TSK’nın komuta kademesindeki yaygınlığına bakılınca, darbecilerin yalnızca FETÖ’cülerden oluşmadığı, darbe karşıtı çevrelerde oldukça yaygın bir kanı.
Ama ister Gülen cemaati mensubu ister başkası olsun, darbeye ittifak yaparak kalkışanların cesaret aldığı noktada, dış destek ihtimallerinin yanı sıra, içerideki ve dışarıdaki Kürt savaşı.
Hükümet, “yerli ve milli” bir koalisyon oluşturarak, bundan bir sene kadar önce, hem Türkiye sınırları içerisindeki Kürtlere hem de Rojava’da kendi yaşamlarının kontrolünü eline almak isteyenlere karşı topyekûn bir savaşa girişti.
Bir ülke savaşta olduğu sürece, savaşı sürdürenler kahraman olur, savaşta inisiyatifi alanların siyasi alanda da ön plana çıkmaları inanılmaz kolaylaşır.
Çünkü savaş, politikanın farklı araçlarla sürdürülmesidir.
Hükümet, darbe girişiminden bir gün önce, 2010’da askeri vesayet karşıtı mücadelenin kazanımı olarak kaldırılan EMASYA protokolünün bir benzerini yeniden uygulamaya koymuştu.
Ne için? “Terörle mücadele”.
Türkiye’nin bütün tarihi “terörle mücadele” edenlerin darbelerle yönetime el koymasının tarihidir.

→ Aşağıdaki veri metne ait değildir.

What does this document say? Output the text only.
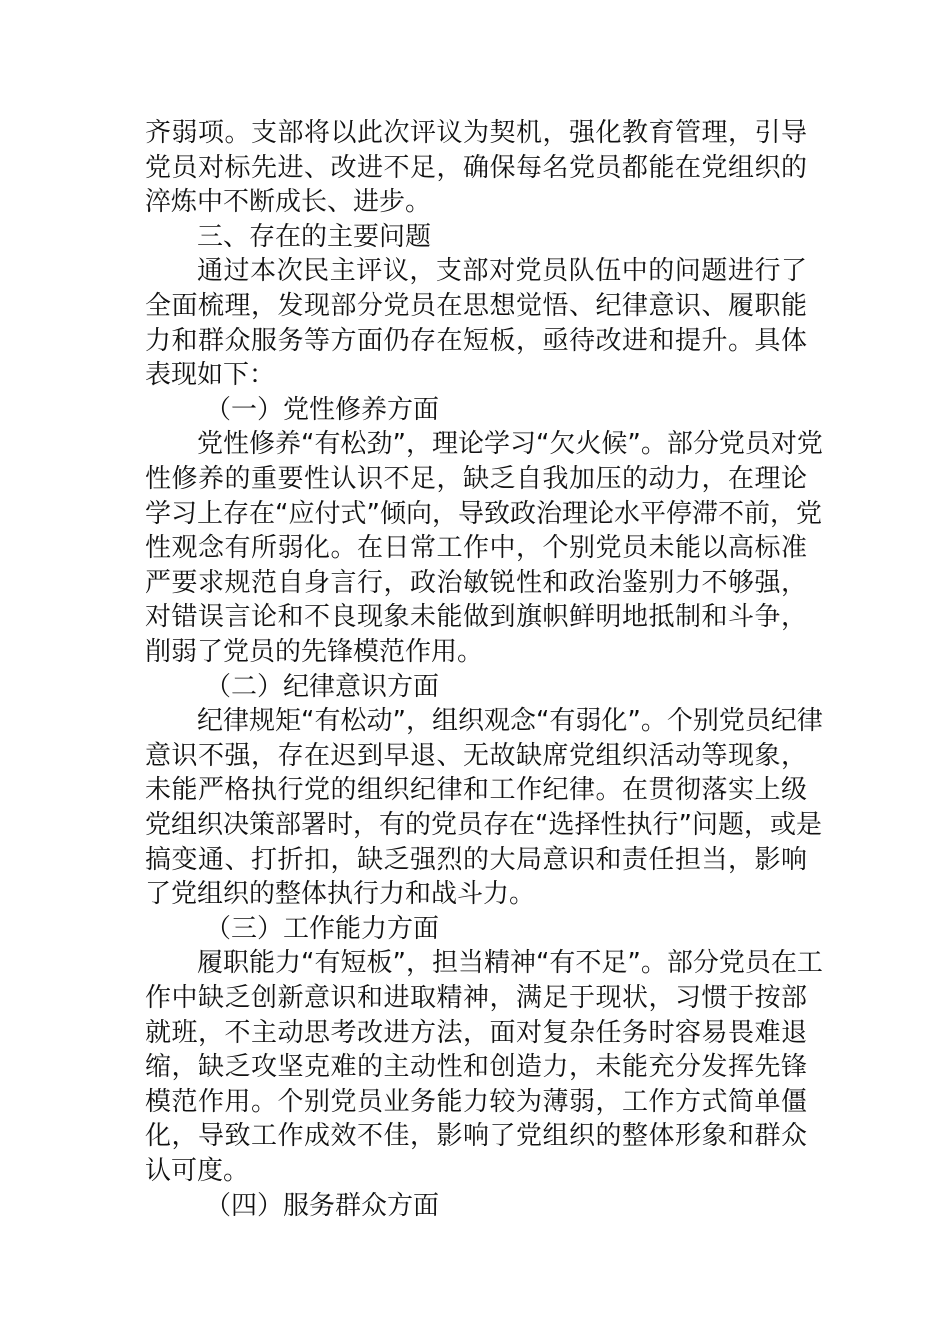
齐弱项。支部将以此次评议为契机，强化教育管理，引导
党员对标先进、改进不足，确保每名党员都能在党组织的
淬炼中不断成长、进步。
三、存在的主要问题
通过本次民主评议，支部对党员队伍中的问题进行了
全面梳理，发现部分党员在思想觉悟、纪律意识、履职能
力和群众服务等方面仍存在短板，亟待改进和提升。具体
表现如下：
（一）党性修养方面
党性修养“有松劲”，理论学习“欠火候”。部分党员对党
性修养的重要性认识不足，缺乏自我加压的动力，在理论
学习上存在“应付式”倾向，导致政治理论水平停滞不前，党
性观念有所弱化。在日常工作中，个别党员未能以高标准
严要求规范自身言行，政治敏锐性和政治鉴别力不够强，
对错误言论和不良现象未能做到旗帜鲜明地抵制和斗争，
削弱了党员的先锋模范作用。
（二）纪律意识方面
纪律规矩“有松动”，组织观念“有弱化”。个别党员纪律
意识不强，存在迟到早退、无故缺席党组织活动等现象，
未能严格执行党的组织纪律和工作纪律。在贯彻落实上级
党组织决策部署时，有的党员存在“选择性执行”问题，或是
搞变通、打折扣，缺乏强烈的大局意识和责任担当，影响
了党组织的整体执行力和战斗力。
（三）工作能力方面
履职能力“有短板”，担当精神“有不足”。部分党员在工
作中缺乏创新意识和进取精神，满足于现状，习惯于按部
就班，不主动思考改进方法，面对复杂任务时容易畏难退
缩，缺乏攻坚克难的主动性和创造力，未能充分发挥先锋
模范作用。个别党员业务能力较为薄弱，工作方式简单僵
化，导致工作成效不佳，影响了党组织的整体形象和群众
认可度。
（四）服务群众方面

Çatışmaların durdurulup çözüm sürecine geri dönülmesi, yalnızca Kürt halkının eşitlik taleplerinin karşılanması veya ölümlerin sona ermesi için değil, aynı zamanda darbecilik bataklığının bütünüyle kurutulması ve Türkiye’deki tüm diğer demokrasi sorunlarının sona ermesinin önünün açılması için de gereklidir.
Aslında uzun uzun analizler yapmaya, teoriye başvurmaya gerek olmayabilir.
İki gün önce PKK, Tatvan’a giden bir trene saldırdı.
Dün ise Tatvan’daki kışlada bir hareketlilik olduğu iddiası yerel belediye tarafından ortaya atıldı, halk kışlanın önüne akın ederek birliklerin dışarı çıkma ihtimalini engellemeye çalıştı.
İddia edilen hareketlilik, belki de PKK’ye yönelik operasyonun hazırlığıydı.
Darbe karşıtı mücadeleyle çözüm ve Kürt sorunu bu kadar iç içe.
Darbelere kategorik olarak karşı olan herkes barışı savunmalı.